The regurgitory work is something I wish there was less of, but acknowledge that it is still better than LLM-flattened slop. I acknowledge that the human works that do irritate me are likely necessary and not totally without value, so I would cooperate with you to create a world where there was less AI writing, even if that meant more derivative but human generated work. I would be more happy if everything I read was insightful, original and interesting but this is not a world I think I can get no matter what people like me trade away to get it.

I would be willing to support your preferred world.

opened a Ṁ100 YES at 1.0% order

I've put up lots of limit orders from 1 to 25%, feel free to take all, or ask me to put up more of them!

@firstuserhere insight is the limiting factor here and seems like a very high bar. Not quite "AGI-complete" as claimed below, because AGI is supposed to be broader than what can be represented in text output and includes things like driving a car. But like, if AGI had been defined in terms of text output only, "writing as insightfully as Scott" seems damned near close to AGI-complete.

That means having genuinely new insights! LLMs so far basically haven't even scratched the surface of the tip of the iceberg when it comes to being insightful. And we're talking 1.75 years to essentially superhuman insight? Scott is like a 99.9th percentile insightful writer, and I think his readers can tell.

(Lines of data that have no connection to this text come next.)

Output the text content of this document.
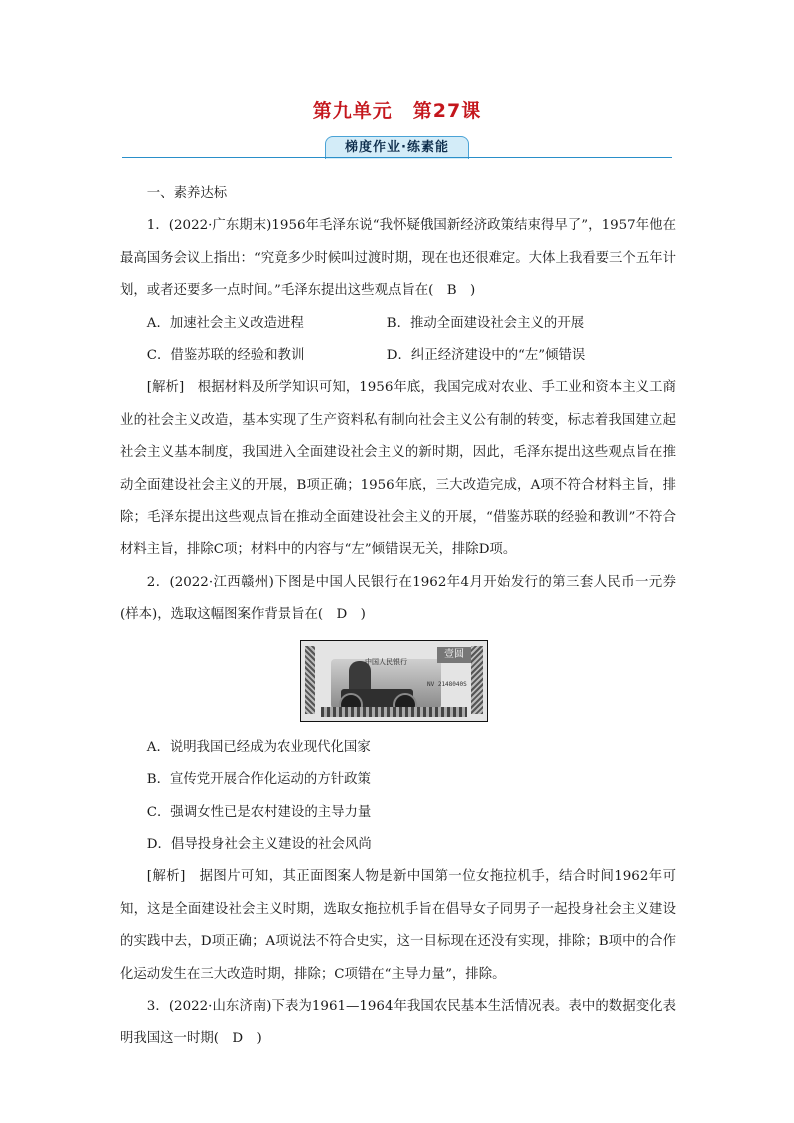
第九单元　第27课
梯度作业·练素能

一、素养达标

1．(2022·广东期末)1956年毛泽东说“我怀疑俄国新经济政策结束得早了”，1957年他在最高国务会议上指出：“究竟多少时候叫过渡时期，现在也还很难定。大体上我看要三个五年计划，或者还要多一点时间。”毛泽东提出这些观点旨在(　B　)

A．加速社会主义改造进程	B．推动全面建设社会主义的开展
C．借鉴苏联的经验和教训	D．纠正经济建设中的“左”倾错误

[解析]　根据材料及所学知识可知，1956年底，我国完成对农业、手工业和资本主义工商业的社会主义改造，基本实现了生产资料私有制向社会主义公有制的转变，标志着我国建立起社会主义基本制度，我国进入全面建设社会主义的新时期，因此，毛泽东提出这些观点旨在推动全面建设社会主义的开展，B项正确；1956年底，三大改造完成，A项不符合材料主旨，排除；毛泽东提出这些观点旨在推动全面建设社会主义的开展，“借鉴苏联的经验和教训”不符合材料主旨，排除C项；材料中的内容与“左”倾错误无关，排除D项。

2．(2022·江西赣州)下图是中国人民银行在1962年4月开始发行的第三套人民币一元券(样本)，选取这幅图案作背景旨在(　D　)

中国人民银行
壹圆
NV 2148040S
A．说明我国已经成为农业现代化国家
B．宣传党开展合作化运动的方针政策
C．强调女性已是农村建设的主导力量
D．倡导投身社会主义建设的社会风尚

[解析]　据图片可知，其正面图案人物是新中国第一位女拖拉机手，结合时间1962年可知，这是全面建设社会主义时期，选取女拖拉机手旨在倡导女子同男子一起投身社会主义建设的实践中去，D项正确；A项说法不符合史实，这一目标现在还没有实现，排除；B项中的合作化运动发生在三大改造时期，排除；C项错在“主导力量”，排除。

3．(2022·山东济南)下表为1961—1964年我国农民基本生活情况表。表中的数据变化表明我国这一时期(　D　)
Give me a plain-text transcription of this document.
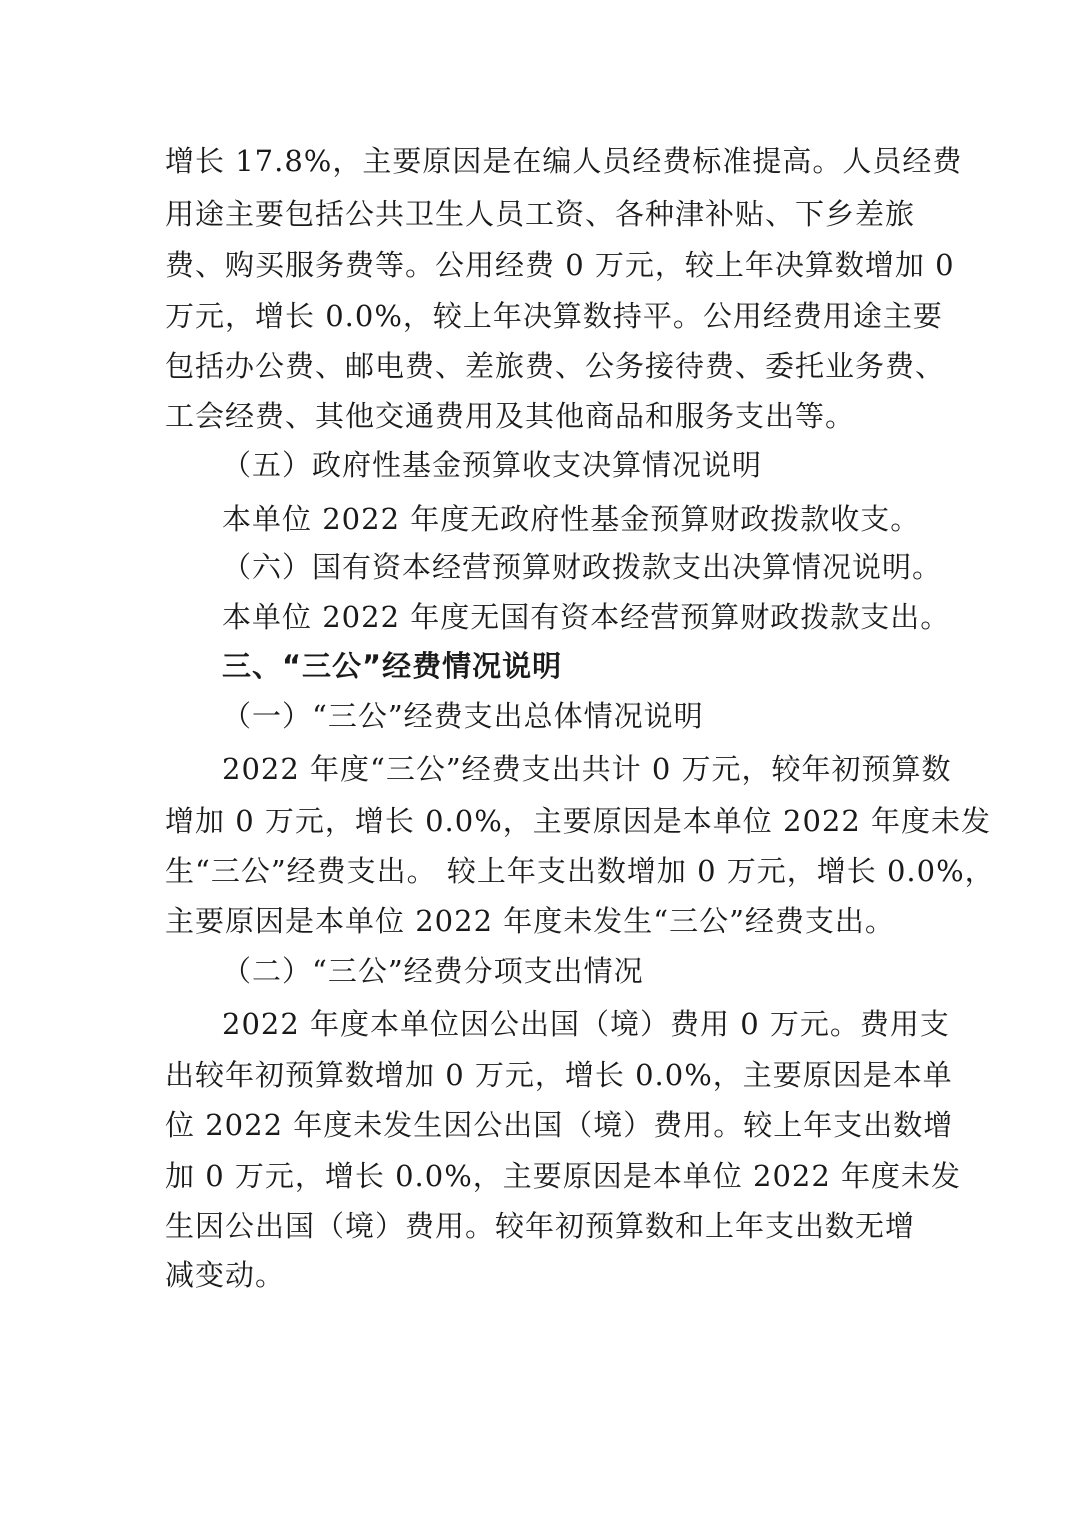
增长 17.8%，主要原因是在编人员经费标准提高。人员经费
用途主要包括公共卫生人员工资、各种津补贴、下乡差旅
费、购买服务费等。公用经费 0 万元，较上年决算数增加 0
万元，增长 0.0%，较上年决算数持平。公用经费用途主要
包括办公费、邮电费、差旅费、公务接待费、委托业务费、
工会经费、其他交通费用及其他商品和服务支出等。
（五）政府性基金预算收支决算情况说明
本单位 2022 年度无政府性基金预算财政拨款收支。
（六）国有资本经营预算财政拨款支出决算情况说明。
本单位 2022 年度无国有资本经营预算财政拨款支出。
三、“三公”经费情况说明
（一）“三公”经费支出总体情况说明
2022 年度“三公”经费支出共计 0 万元，较年初预算数
增加 0 万元，增长 0.0%，主要原因是本单位 2022 年度未发
生“三公”经费支出。 较上年支出数增加 0 万元，增长 0.0%，
主要原因是本单位 2022 年度未发生“三公”经费支出。
（二）“三公”经费分项支出情况
2022 年度本单位因公出国（境）费用 0 万元。费用支
出较年初预算数增加 0 万元，增长 0.0%，主要原因是本单
位 2022 年度未发生因公出国（境）费用。较上年支出数增
加 0 万元，增长 0.0%，主要原因是本单位 2022 年度未发
生因公出国（境）费用。较年初预算数和上年支出数无增
减变动。
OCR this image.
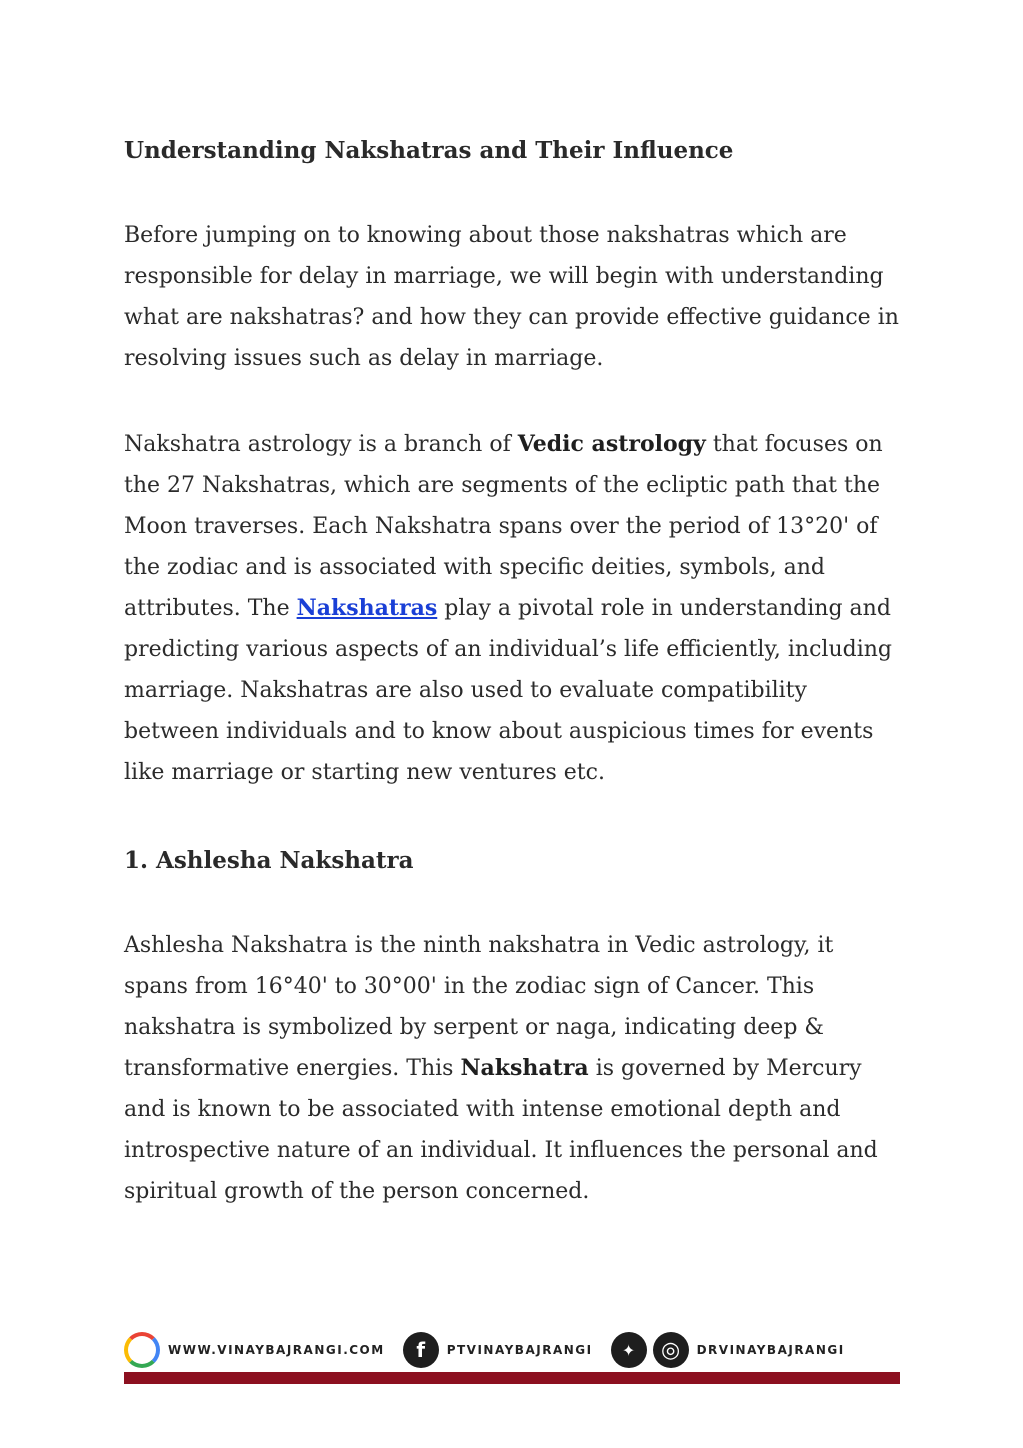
Understanding Nakshatras and Their Influence

Before jumping on to knowing about those nakshatras which are responsible for delay in marriage, we will begin with understanding what are nakshatras? and how they can provide effective guidance in resolving issues such as delay in marriage.

Nakshatra astrology is a branch of Vedic astrology that focuses on the 27 Nakshatras, which are segments of the ecliptic path that the Moon traverses. Each Nakshatra spans over the period of 13°20' of the zodiac and is associated with specific deities, symbols, and attributes. The Nakshatras play a pivotal role in understanding and predicting various aspects of an individual’s life efficiently, including marriage. Nakshatras are also used to evaluate compatibility between individuals and to know about auspicious times for events like marriage or starting new ventures etc.

1. Ashlesha Nakshatra

Ashlesha Nakshatra is the ninth nakshatra in Vedic astrology, it spans from 16°40' to 30°00' in the zodiac sign of Cancer. This nakshatra is symbolized by serpent or naga, indicating deep & transformative energies. This Nakshatra is governed by Mercury and is known to be associated with intense emotional depth and introspective nature of an individual. It influences the personal and spiritual growth of the person concerned.

WWW.VINAYBAJRANGI.COM	f	PTVINAYBAJRANGI	✦	◎	DRVINAYBAJRANGI
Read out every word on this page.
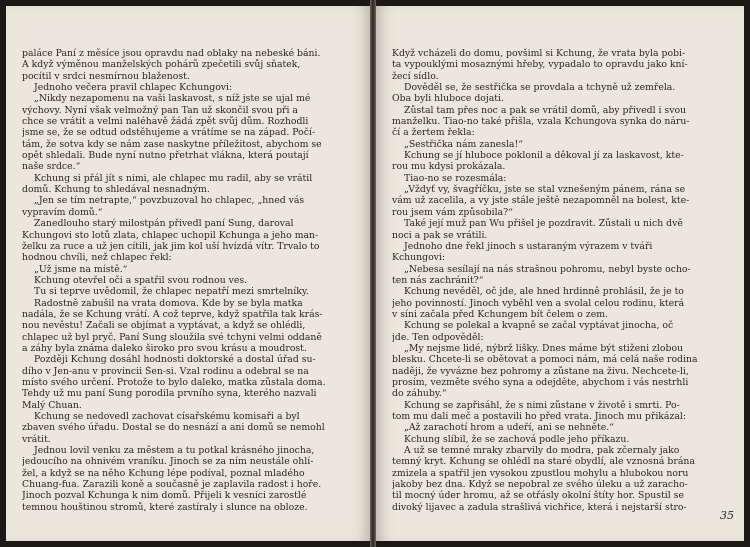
paláce Paní z měsíce jsou opravdu nad oblaky na nebeské báni.
A když výměnou manželských pohárů zpečetili svůj sňatek,
pocítil v srdci nesmírnou blaženost.
Jednoho večera pravil chlapec Kchungovi:
„Nikdy nezapomenu na vaši laskavost, s níž jste se ujal mé
výchovy. Nyní však velmožný pan Tan už skončil svou při a
chce se vrátit a velmi naléhavě žádá zpět svůj dům. Rozhodli
jsme se, že se odtud odstěhujeme a vrátíme se na západ. Počí-
tám, že sotva kdy se nám zase naskytne příležitost, abychom se
opět shledali. Bude nyní nutno přetrhat vlákna, která poutají
naše srdce.“
Kchung si přál jít s nimi, ale chlapec mu radil, aby se vrátil
domů. Kchung to shledával nesnadným.
„Jen se tím netrapte,“ povzbuzoval ho chlapec, „hned vás
vypravím domů.“
Zanedlouho starý milostpán přivedl paní Sung, daroval
Kchungovi sto lotů zlata, chlapec uchopil Kchunga a jeho man-
želku za ruce a už jen cítili, jak jim kol uší hvízdá vítr. Trvalo to
hodnou chvíli, než chlapec řekl:
„Už jsme na místě.“
Kchung otevřel oči a spatřil svou rodnou ves.
Tu si teprve uvědomil, že chlapec nepatří mezi smrtelníky.
Radostně zabušil na vrata domova. Kde by se byla matka
nadála, že se Kchung vrátí. A což teprve, když spatřila tak krás-
nou nevěstu! Začali se objímat a vyptávat, a když se ohlédli,
chlapec už byl pryč. Paní Sung sloužila své tchyni velmi oddaně
a záhy byla známa daleko široko pro svou krásu a moudrost.
Později Kchung dosáhl hodnosti doktorské a dostal úřad su-
dího v Jen-anu v provincii Šen-si. Vzal rodinu a odebral se na
místo svého určení. Protože to bylo daleko, matka zůstala doma.
Tehdy už mu paní Sung porodila prvního syna, kterého nazvali
Malý Chuan.
Kchung se nedovedl zachovat císařskému komisaři a byl
zbaven svého úřadu. Dostal se do nesnází a ani domů se nemohl
vrátit.
Jednou lovil venku za městem a tu potkal krásného jinocha,
jedoucího na ohnivém vraníku. Jinoch se za ním neustále ohlí-
žel, a když se na něho Kchung lépe podíval, poznal mladého
Chuang-fua. Zarazili koně a současně je zaplavila radost i hoře.
Jinoch pozval Kchunga k nim domů. Přijeli k vesnici zarostlé
temnou houštinou stromů, které zastíraly i slunce na obloze.
Když vcházeli do domu, povšiml si Kchung, že vrata byla pobi-
ta vypouklými mosaznými hřeby, vypadalo to opravdu jako kní-
žecí sídlo.
Dověděl se, že sestřička se provdala a tchyně už zemřela.
Oba byli hluboce dojati.
Zůstal tam přes noc a pak se vrátil domů, aby přivedl i svou
manželku. Tiao-no také přišla, vzala Kchungova synka do náru-
čí a žertem řekla:
„Sestřička nám zanesla!“
Kchung se jí hluboce poklonil a děkoval jí za laskavost, kte-
rou mu kdysi prokázala.
Tiao-no se rozesmála:
„Vždyť vy, švagříčku, jste se stal vznešeným pánem, rána se
vám už zacelila, a vy jste stále ještě nezapomněl na bolest, kte-
rou jsem vám způsobila?“
Také její muž pan Wu přišel je pozdravit. Zůstali u nich dvě
noci a pak se vrátili.
Jednoho dne řekl jinoch s ustaraným výrazem v tváři
Kchungovi:
„Nebesa sesílají na nás strašnou pohromu, nebyl byste ocho-
ten nás zachránit?“
Kchung nevěděl, oč jde, ale hned hrdinně prohlásil, že je to
jeho povinností. Jinoch vyběhl ven a svolal celou rodinu, která
v síni začala před Kchungem bít čelem o zem.
Kchung se polekal a kvapně se začal vyptávat jinocha, oč
jde. Ten odpověděl:
„My nejsme lidé, nýbrž lišky. Dnes máme být stiženi zlobou
blesku. Chcete-li se obětovat a pomoci nám, má celá naše rodina
naději, že vyvázne bez pohromy a zůstane na živu. Nechcete-li,
prosím, vezměte svého syna a odejděte, abychom i vás nestrhli
do záhuby.“
Kchung se zapřisáhl, že s nimi zůstane v životě i smrti. Po-
tom mu dali meč a postavili ho před vrata. Jinoch mu přikázal:
„Až zarachotí hrom a udeří, ani se nehněte.“
Kchung slíbil, že se zachová podle jeho příkazu.
A už se temné mraky zbarvily do modra, pak zčernaly jako
temný kryt. Kchung se ohlédl na staré obydlí, ale vznosná brána
zmizela a spatřil jen vysokou zpustlou mohylu a hlubokou noru
jakoby bez dna. Když se nepobral ze svého úleku a už zaracho-
til mocný úder hromu, až se otřásly okolní štíty hor. Spustil se
divoký lijavec a zadula strašlivá vichřice, která i nejstarší stro-
35
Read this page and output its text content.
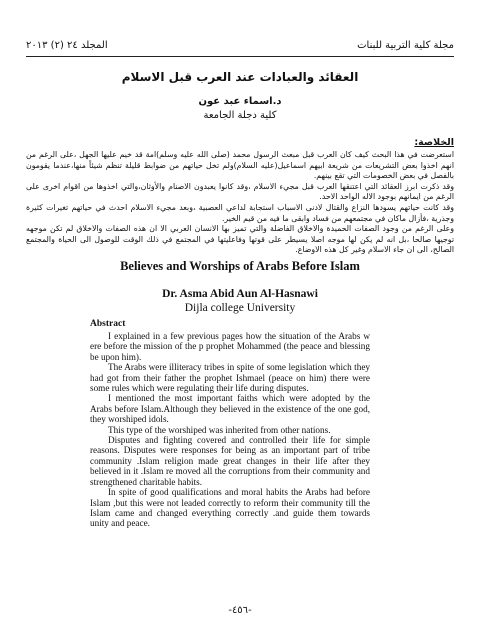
المجلد ٢٤ (٢) ٢٠١٣	مجلة كلية التربية للبنات
العقائد والعبادات عند العرب قبل الاسلام
د.اسماء عبد عون
كلية دجلة الجامعة
الخلاصة:

استعرضت في هذا البحث كيف كان العرب قبل مبعث الرسول محمد (صلى الله عليه وسلم)امة قد خيم عليها الجهل ،على الرغم من انهم اخذوا بعض التشريعات من شريعة ابيهم اسماعيل(عليه السلام)ولم تخل حياتهم من ضوابط قليلة تنظم شيئاً منها،عندما يقومون بالفصل في بعض الخصومات التي تقع بينهم.

وقد ذكرت ابرز العقائد التي اعتنقها العرب قبل مجيء الاسلام ،وقد كانوا يعبدون الاصنام والأوثان،والتي اخذوها من اقوام اخرى على الرغم من ايمانهم بوجود الاله الواحد الاحد.

وقد كانت حياتهم يسودها النزاع والقتال لادنى الاسباب استجابة لداعي العصبية ،وبعد مجيء الاسلام احدث في حياتهم تغيرات كثيرة وجذرية ،فأزال ماكان في مجتمعهم من فساد وابقى ما فيه من قيم الخير.

وعلى الرغم من وجود الصفات الحميدة والاخلاق الفاضلة والتي تميز بها الانسان العربي الا ان هذه الصفات والاخلاق لم تكن موجهه توجيها صالحا ،بل انه لم يكن لها موجه اصلا يسيطر على قوتها وفاعليتها في المجتمع في ذلك الوقت للوصول الى الحياة والمجتمع الصالح، الى ان جاء الاسلام وغير كل هذه الاوضاع.

Believes and Worships of Arabs Before Islam
Dr. Asma Abid Aun Al-Hasnawi
Dijla college University
Abstract

I explained in a few previous pages how the situation of the Arabs w ere before the mission of the p prophet Mohammed (the peace and blessing be upon him).

The Arabs were illiteracy tribes in spite of some legislation which they had got from their father the prophet Ishmael (peace on him) there were some rules which were regulating their life during disputes.

I mentioned the most important faiths which were adopted by the Arabs before Islam.Although they believed in the existence of the one god, they worshiped idols.

This type of the worshiped was inherited from other nations.

Disputes and fighting covered and controlled their life for simple reasons. Disputes were responses for being as an important part of tribe community .Islam religion made great changes in their life after they believed in it .Islam re moved all the corruptions from their community and strengthened charitable habits.

In spite of good qualifications and moral habits the Arabs had before Islam ,but this were not leaded correctly to reform their community till the Islam came and changed everything correctly .and guide them towards unity and peace.

-٤٥٦-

@chrisjbillington I agree with the points you've made but am on the optimistic side of the same prediction, though not more than say 35-40%. I also think that having sample of Scott's readers judge it is a high bar, though not as high as you'd think - the general statistic tends to be 10% of the readers like a post and 10% of those comment on the post. So, the sample might be a bit broader and maybe not as good at telling whether it's 99.9th percentile quality post or a bit worse

predicts NO

“Depth and insight” component makes this AGI-complete

predicts YES

@JonathanRay Maybe this is not the case for Scott’s blog, but over time people are increasingly using chatGPT to polish the final version of their writing, especially if they are not native speakers. This would make it harder to tell the difference between a human writer and chatGPT without any implications for AGI.

@mariopasquato also, note that chatGPT powering models are made to sound like chatGPT on purpose, the base models are much more human sounding.

See also (although this one is closed):


@Alana what's this?

example - make an alternative ending to the latest scott's post: https://gwern.net/image/ai/gpt/2023-03-20-gpt4-scottalexander-halfanhourbeforedawninsanfranciscosample.png
you decide whether or not this is convincing enough

predicts NO

@paleink Immediately loses the tone and depth. Sounds like it's writing a vaguely poetic op-ed.

predicts NO

@jonsimon Not to mention that literally the very first line is produces is an obvious confabulation. No GPT-4, there are definitely no common sayings in the tech community about "drowning in our own hate".